A war of words has erupted among Chinese financial commentators after a senior editor of state broadcaster China Central Television slammed online financial investment services and called for an outright ban.
Niu Wenxin, the managing editor of CCTV’s stock information channel, argued services such as Alibaba’s Yuebao were “financial parasites” and “vampires” in a post on his private blog on Friday. Online funds erode China’s financial system and should be banned by the government, he wrote.
“They profit from raising economic costs for the entire society,” Niu wrote on Friday, referring to interest rates offered by such services markedly exceeding those offered by traditional bank deposits.
Online wealth management services have become extremely popular since Alibaba, China’s largest e-commerce company, began offering its Yuebao online-only investment service in June last year, as returns on online deposits can exceed ten times those offered by traditional banks.
By mid-February, tens of millions of individual investors had entrusted Yuebao with 400 billion yuan (HK$506 billion) in deposits. Other internet giants Baidu, Tencent and Netease have followed suit offering similar online investment services.

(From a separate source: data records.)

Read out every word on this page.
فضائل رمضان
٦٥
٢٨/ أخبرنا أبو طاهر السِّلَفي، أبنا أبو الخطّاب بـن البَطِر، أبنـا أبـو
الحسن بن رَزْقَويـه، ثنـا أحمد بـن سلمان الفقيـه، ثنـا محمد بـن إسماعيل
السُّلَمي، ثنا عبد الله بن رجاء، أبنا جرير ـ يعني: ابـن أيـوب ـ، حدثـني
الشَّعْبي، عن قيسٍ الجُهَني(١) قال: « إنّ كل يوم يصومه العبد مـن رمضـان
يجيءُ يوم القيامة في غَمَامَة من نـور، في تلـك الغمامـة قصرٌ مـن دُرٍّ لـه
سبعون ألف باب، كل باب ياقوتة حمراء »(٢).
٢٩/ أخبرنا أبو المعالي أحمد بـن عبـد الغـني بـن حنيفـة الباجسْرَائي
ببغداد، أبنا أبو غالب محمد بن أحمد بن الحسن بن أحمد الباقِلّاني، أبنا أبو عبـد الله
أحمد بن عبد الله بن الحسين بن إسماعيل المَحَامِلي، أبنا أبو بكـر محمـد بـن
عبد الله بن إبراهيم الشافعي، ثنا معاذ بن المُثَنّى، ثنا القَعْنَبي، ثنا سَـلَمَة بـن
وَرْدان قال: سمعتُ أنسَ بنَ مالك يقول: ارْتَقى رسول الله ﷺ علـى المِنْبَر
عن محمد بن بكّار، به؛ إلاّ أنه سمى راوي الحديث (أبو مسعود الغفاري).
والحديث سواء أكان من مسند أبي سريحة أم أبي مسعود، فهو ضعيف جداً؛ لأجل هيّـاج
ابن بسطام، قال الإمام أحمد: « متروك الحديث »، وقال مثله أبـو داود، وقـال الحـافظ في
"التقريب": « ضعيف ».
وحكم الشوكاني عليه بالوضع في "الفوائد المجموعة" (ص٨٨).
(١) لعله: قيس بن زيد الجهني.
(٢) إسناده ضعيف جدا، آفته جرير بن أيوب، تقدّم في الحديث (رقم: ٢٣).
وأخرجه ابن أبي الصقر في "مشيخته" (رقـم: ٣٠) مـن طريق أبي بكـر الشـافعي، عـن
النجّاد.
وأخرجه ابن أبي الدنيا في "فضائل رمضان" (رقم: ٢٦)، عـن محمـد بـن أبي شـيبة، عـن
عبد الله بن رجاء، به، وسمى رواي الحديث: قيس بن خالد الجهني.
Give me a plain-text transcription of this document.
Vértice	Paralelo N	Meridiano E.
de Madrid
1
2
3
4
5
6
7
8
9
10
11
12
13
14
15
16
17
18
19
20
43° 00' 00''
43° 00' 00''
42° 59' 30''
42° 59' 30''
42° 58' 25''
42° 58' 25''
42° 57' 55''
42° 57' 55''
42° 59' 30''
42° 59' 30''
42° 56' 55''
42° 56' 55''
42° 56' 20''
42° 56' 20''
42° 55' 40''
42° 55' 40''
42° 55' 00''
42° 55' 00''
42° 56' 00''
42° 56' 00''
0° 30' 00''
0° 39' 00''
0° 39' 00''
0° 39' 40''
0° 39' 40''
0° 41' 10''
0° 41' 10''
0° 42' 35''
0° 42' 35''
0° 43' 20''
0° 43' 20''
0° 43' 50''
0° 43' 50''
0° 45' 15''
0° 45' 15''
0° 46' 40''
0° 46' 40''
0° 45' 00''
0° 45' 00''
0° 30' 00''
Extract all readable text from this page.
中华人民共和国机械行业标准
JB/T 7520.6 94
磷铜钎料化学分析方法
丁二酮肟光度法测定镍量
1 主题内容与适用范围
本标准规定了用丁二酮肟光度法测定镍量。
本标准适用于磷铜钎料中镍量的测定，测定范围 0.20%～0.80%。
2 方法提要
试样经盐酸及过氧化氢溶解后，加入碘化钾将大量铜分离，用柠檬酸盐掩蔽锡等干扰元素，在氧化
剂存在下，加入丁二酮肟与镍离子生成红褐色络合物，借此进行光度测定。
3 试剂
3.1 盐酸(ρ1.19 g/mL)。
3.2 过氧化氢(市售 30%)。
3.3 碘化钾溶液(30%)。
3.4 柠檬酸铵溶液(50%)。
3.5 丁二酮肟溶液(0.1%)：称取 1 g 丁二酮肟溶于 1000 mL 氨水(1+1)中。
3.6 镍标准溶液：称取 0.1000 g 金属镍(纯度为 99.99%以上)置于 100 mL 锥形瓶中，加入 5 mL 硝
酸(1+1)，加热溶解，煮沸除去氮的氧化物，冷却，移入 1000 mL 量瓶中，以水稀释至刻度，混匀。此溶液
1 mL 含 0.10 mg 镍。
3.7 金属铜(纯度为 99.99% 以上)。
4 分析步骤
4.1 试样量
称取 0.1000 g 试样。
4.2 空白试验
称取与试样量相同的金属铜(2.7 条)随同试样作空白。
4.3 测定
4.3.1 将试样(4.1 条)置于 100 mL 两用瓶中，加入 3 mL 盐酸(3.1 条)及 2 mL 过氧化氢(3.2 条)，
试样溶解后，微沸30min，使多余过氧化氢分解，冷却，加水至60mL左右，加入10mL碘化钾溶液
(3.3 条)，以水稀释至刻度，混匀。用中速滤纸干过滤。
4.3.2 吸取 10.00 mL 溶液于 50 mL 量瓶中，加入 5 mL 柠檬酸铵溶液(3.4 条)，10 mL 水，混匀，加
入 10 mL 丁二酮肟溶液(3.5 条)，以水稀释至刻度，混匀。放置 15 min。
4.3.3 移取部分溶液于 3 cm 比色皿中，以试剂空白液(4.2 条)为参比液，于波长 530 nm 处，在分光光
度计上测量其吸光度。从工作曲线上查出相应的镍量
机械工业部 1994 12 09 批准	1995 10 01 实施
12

Niu however warned that such funds could erode the traditional banking sector’s liquidity by luring savers away from banks and, by inflating interest rates, increase the cost for businesses to borrow money.
Yuebao “is a serious threat to China’s financial security and economic security,” he concluded.
His remarks had triggered a lively debate by Monday on whether he should be taken seriously.
“Can online finance subvert banks?” the People’s Daily, the Communist Party’s flagship paper, asked in a column, arguing for banks to improve their “customer experience” to counter the threat. “If the future is indeed like the CCTV commentator said, [then] we better prepare the house for rain,” columnist Shi Lei argued cautiously in the Guangzhou-based Yangcheng Evening News.
Columnists in commercial newspapers candidly said Niu’s concerns were misguided. “Yuebao plays a positive role in accelerating the liberalisation of interest rates,” Guo Tianyong, a professor of finance at the Central University of Finance and Economics, argued in a commentary in Monday’s China Securities Journal. Beijing News columnist Wen Xiaodong, like Guo, suggested that these services would forcefully push traditional banks towards offering more competitive deposit services.
“The existence of online financial products will push the traditional financial system towards reform,” wrote Wen.
Liu Shengjun, a columnist with the financial weekly Caixin, said Niu’s call for an end to services like Yuebao “met the psychological needs of banks” challenged by online competition. “If Yuebao really is a ‘parasite’, then it is only sucking excessive profits from banks,” he wrote.
Overall bank deposits in China fell by 0.9 per cent or 940 billion yuan to 103 trillion yuan by the end of January, compared to a month earlier. Liu blamed that fall in part on the attractiveness of online deposit services such as Yuebao.
The vast majority of the public also appeared to disagree with Niu, according to a survey on the Sina News website: 90.3 per cent of more than 24,000 people surveyed said online funds should not be banned, while 79.7 per cent said they plan to increase their investments in such funds.
The China Securities Regulatory Commission said last week it would look into regulating online investment services.